The Society became an agency, supplying hop-pickers to growers. In return for agreeing to moderate their behaviour, hop-pickers would benefit from better living conditions. If a hop-picker crossed the line, they would receive a black mark from the Society, with every chance they would struggle to be placed in future. In that way, growers had at least some assurance of improved, if not perfect, behaviour. Equally, the Society could refuse to supply labour to a non-compliant grower. The scheme's beauty was that both sides stood to benefit from the arrangement and it soon took off. Growers even tolerated the agency fee of thruppence per picker, which funded the scheme's administration.

==Hopper huts==
Early improvements in accommodation were often limited to the provision of tents, but soon, more permanent structures, which became known as hopper huts, began to appear. Initially, many were constructed of wood with a corrugated iron roof, before brick-built structures became more common.
The Society's rules for hopper huts promoted space, light, security, and the provision of basic fixtures and fittings.
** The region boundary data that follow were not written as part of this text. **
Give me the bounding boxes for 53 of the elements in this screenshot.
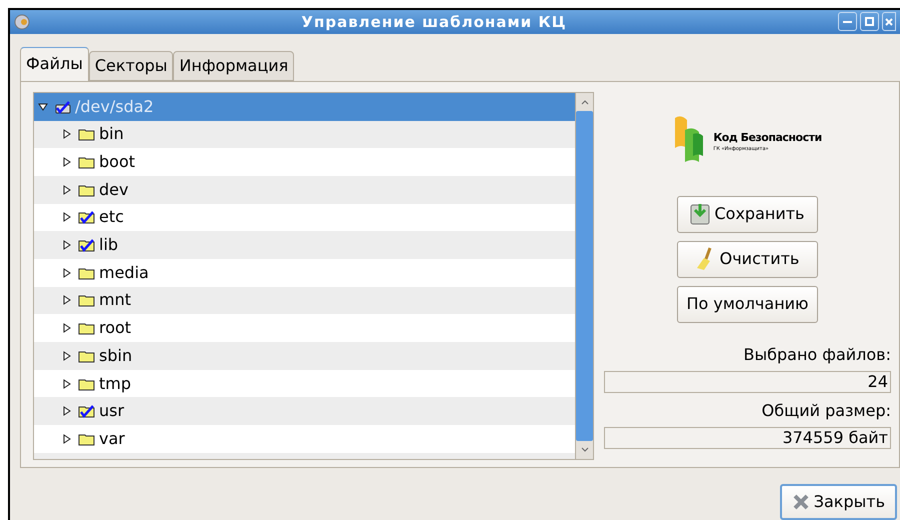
expanded-arrow-icon[interactable] — [38, 102, 48, 112]
save-icon — [690, 203, 710, 226]
close-button[interactable] — [882, 12, 896, 32]
tree-label: tmp — [99, 372, 132, 395]
clear-button[interactable]: Очистить — [677, 240, 818, 278]
collapsed-arrow-icon[interactable] — [62, 240, 72, 250]
stat-label: Выбрано файлов: — [744, 344, 891, 366]
logo-name: Код Безопасности — [713, 130, 822, 146]
tree-label: root — [99, 317, 132, 340]
minimize-button[interactable] — [838, 12, 857, 32]
tree-row[interactable]: media — [34, 258, 575, 287]
collapsed-arrow-icon[interactable] — [62, 406, 72, 416]
tree-row[interactable]: etc — [34, 204, 575, 232]
tree-row[interactable]: tmp — [34, 370, 575, 398]
close-dialog-button[interactable]: Закрыть — [780, 484, 897, 520]
tree-row[interactable]: mnt — [34, 286, 575, 314]
tree-label: /dev/sda2 — [75, 96, 154, 118]
globe-icon — [14, 14, 30, 30]
tree-row[interactable]: var — [34, 425, 575, 453]
close-icon — [792, 493, 810, 511]
tree-row[interactable]: root — [34, 314, 575, 342]
stat-value: 374559 байт — [604, 426, 891, 449]
tree-label: bin — [99, 123, 124, 146]
close-icon — [885, 18, 893, 26]
tree-row[interactable]: boot — [34, 148, 575, 176]
tree-label: etc — [99, 206, 124, 228]
collapsed-arrow-icon[interactable] — [62, 157, 72, 168]
tree-label: sbin — [99, 344, 132, 367]
tree-label: usr — [99, 400, 124, 422]
save-button[interactable]: Сохранить — [677, 196, 818, 233]
collapsed-arrow-icon[interactable] — [62, 212, 72, 222]
collapsed-arrow-icon[interactable] — [62, 378, 72, 389]
collapsed-arrow-icon[interactable] — [62, 434, 72, 444]
maximize-button[interactable] — [860, 12, 879, 32]
tab[interactable]: Файлы — [20, 46, 89, 81]
stat-label: Общий размер: — [762, 400, 891, 422]
collapsed-arrow-icon[interactable] — [62, 129, 72, 140]
collapsed-arrow-icon[interactable] — [62, 184, 72, 195]
collapsed-arrow-icon[interactable] — [62, 295, 72, 306]
tab[interactable]: Информация — [173, 50, 294, 81]
tree-label: boot — [99, 151, 136, 174]
default-button[interactable]: По умолчанию — [677, 286, 818, 323]
tree-label: dev — [99, 178, 128, 201]
tree-label: var — [99, 428, 125, 450]
tree-label: lib — [99, 234, 118, 256]
collapsed-arrow-icon[interactable] — [62, 350, 72, 361]
window-title: Управление шаблонами КЦ — [300, 12, 568, 33]
stat-value: 24 — [604, 370, 891, 393]
tree-label: mnt — [99, 289, 131, 312]
tree-label: media — [99, 262, 149, 284]
collapsed-arrow-icon[interactable] — [62, 323, 72, 334]
tab[interactable]: Секторы — [88, 50, 174, 81]
collapsed-arrow-icon[interactable] — [62, 268, 72, 278]
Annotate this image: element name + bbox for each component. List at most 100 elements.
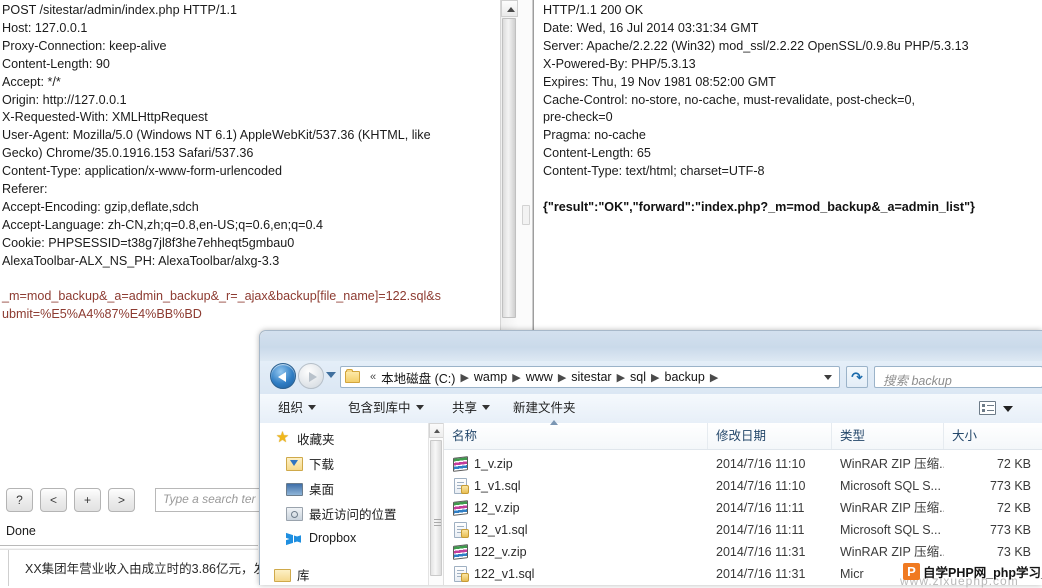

Communal cooking facilities and a nearby supply of clean water were also requirements.

In 1874, the Sanitary Law Amendment Act was enacted. The Society used this legislation to encourage local authorities to pass the first by-laws covering hop-pickers' accommodation, the threat of legal sanction reinforcing the Society's rules.
John Stratton's championing of hop-pickers proved a great success. Not only did his tireless work make their lives more tolerable, but inevitably these improvements saved lives. While not a singlehanded effort, Stratton was the catalyst for change. Eventually, he recorded his ideas, along with a more general account of the hop industry, in a book, Hops and Hop-Pickers.

==Later years and death==
Stratton collapsed and died on 30 March 1905, whilst on his feet addressing a conference in Maidstone. His obituary referred to him as "probably the best known clergyman in Mid-Kent" and "the Hoppers' friend".